L’ultimo accordo sulla Rappresentanza è stata la goccia che ha fatto traboccare il vaso? No, per niente. Come sottolineano, non li ha sorpresi più di tanto, “perché la domanda che ci ponevamo non era ‘se’, ma ‘quando’ . Il ‘quando’ è arrivato ed è per noi solo l’ultimo anello di una catena il cui inizio ha radici lontane quando la maggioranza di voi, come massimo gruppo dirigente di quella che fu la nostra organizzazione, ha acconsentito ad un progressivo cambio della natura e dei valori della Cgil”. E il primo valore messo in discussione è stato proprio quello del rapporto con i lavoratori, a cui si è preferito anteporre la strategia della cosiddetta unità sindacale con Cisl e Uil. Non solo, la distruzione dell’indipendenza e dell’autonomia è arrivata fino al punto di allacciare rapporti sempre più stretti sia con il Governo che con Confindustrria. Una vera e propria “caporetto sociale”, che ha colpito il vissuto quotidiano degli oltre 20 milioni di lavoratori e lavoratrici dipendenti che avremmo dovuto rappresentare”.

Nel contempo si è consentito a chi si è succeduto al Governo di vantarsi in Europa di aver cancellato i più importanti diritti del mondo del lavoro (pensioni, art. 18, contratti collettivi, salario, estensione della precarietà) senza alcun conflitto sociale. “Naturalmente queste scelte non potevano non avere anche una ricaduta nella vita interna democratica e nel sistema organizzativo”.

Insomma, dentro il sindacato quello che è accaduto in relazione a questa “nuova linea” è stata l’umiliazione e la emarginazione di tutti i dirigenti che hanno sostenuto le tesi alternative, dove solo le “abiure” di quelle posizioni hanno consentito, dove non si era maggioranza, di mantenere un ruolo politico nell’organizzazione.

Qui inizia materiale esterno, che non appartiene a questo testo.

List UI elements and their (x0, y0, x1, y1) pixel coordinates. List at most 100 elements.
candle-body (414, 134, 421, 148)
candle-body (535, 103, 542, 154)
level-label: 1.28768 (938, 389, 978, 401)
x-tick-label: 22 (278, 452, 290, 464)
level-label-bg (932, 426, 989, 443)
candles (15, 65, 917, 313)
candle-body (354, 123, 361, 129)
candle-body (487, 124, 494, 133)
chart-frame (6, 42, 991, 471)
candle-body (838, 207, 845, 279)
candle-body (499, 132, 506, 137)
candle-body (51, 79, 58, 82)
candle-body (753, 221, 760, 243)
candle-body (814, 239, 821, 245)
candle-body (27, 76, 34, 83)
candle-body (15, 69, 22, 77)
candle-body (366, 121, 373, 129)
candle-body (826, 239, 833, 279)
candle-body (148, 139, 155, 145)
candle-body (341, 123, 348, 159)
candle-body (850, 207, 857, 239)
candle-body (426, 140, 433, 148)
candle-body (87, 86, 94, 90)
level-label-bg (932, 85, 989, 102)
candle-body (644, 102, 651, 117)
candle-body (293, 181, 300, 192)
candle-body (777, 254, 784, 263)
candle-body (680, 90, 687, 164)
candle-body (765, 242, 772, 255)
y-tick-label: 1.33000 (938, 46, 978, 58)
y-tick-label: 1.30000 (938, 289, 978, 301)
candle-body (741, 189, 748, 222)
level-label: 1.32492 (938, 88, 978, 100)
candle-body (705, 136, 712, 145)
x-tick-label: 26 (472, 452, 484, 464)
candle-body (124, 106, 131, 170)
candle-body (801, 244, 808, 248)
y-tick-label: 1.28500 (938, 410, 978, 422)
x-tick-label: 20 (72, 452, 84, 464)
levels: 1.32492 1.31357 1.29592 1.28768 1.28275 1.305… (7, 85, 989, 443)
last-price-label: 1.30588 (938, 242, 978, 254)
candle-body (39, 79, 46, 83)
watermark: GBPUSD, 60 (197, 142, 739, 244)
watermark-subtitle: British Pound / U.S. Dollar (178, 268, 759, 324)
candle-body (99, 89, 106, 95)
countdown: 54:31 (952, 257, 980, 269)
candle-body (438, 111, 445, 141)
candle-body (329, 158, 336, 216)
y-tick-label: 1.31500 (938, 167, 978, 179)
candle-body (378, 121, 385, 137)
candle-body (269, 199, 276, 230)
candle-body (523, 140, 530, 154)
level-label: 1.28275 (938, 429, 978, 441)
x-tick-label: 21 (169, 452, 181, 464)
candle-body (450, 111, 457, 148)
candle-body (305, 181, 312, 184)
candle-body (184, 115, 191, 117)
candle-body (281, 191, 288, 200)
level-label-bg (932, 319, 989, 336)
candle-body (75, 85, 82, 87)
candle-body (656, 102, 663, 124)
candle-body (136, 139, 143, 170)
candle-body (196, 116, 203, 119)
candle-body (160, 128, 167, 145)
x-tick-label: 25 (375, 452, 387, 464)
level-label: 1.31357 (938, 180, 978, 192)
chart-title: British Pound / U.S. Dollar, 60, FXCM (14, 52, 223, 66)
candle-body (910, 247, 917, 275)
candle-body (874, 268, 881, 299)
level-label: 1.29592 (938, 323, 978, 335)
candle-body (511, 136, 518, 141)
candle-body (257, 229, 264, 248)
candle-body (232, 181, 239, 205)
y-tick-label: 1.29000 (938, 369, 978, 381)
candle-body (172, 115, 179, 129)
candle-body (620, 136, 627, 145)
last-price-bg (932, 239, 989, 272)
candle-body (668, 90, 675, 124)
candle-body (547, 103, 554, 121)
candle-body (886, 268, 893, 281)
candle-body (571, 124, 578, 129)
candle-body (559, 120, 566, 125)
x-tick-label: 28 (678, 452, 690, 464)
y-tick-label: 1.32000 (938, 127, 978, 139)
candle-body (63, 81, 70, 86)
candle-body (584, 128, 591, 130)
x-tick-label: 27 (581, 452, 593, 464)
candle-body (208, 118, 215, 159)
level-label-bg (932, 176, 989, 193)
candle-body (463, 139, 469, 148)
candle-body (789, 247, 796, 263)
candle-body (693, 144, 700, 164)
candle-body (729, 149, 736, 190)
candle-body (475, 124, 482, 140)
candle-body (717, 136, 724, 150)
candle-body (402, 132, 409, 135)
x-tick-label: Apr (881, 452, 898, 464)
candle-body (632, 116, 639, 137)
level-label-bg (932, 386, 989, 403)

Scarpa e Peroni accusano la Cgil di aver messo in soffitta la ricerca del consenso e sviluppato “l’acquisizione delle risorse economiche per la conservazione della struttura interna. Qui si è scelta una via di non ritorno. Ormai consistenti risorse economiche non provengo no dalla libera e cosciente iscrizione dei lavoratori e delle lavoratrici, ma da altre forme di finanziamento, tutte vincolate o alle decisioni dei Governi (patronati, CAF) o dall’obbligo di sottoscrivere il contratto collettivo (enti bilaterali e quote di servizio). In molte federazioni si potrebbe vivere senza iscritti, ma non senza le entrate ‘extra tesseramento’. L’impegno assunto anni fa di ridurre drasticamente queste forme di entrate, si è tramutato nel suo contrario, “con un incremento esponenziale, abbracciando definitivamente il modello CISL di sindacato.Una decisione tanto grave quanto assunta senza alcuna discussione interna”.

Scarpa e Peroni non hanno annunciato dove sarà diretto il loro impegno futuro. Tuttavia, per domani in via Cavour (Centro congressi) hanno convocato una conferenza stampa (ore 13) al termine dei lavori di una assemblea di delegati Usb.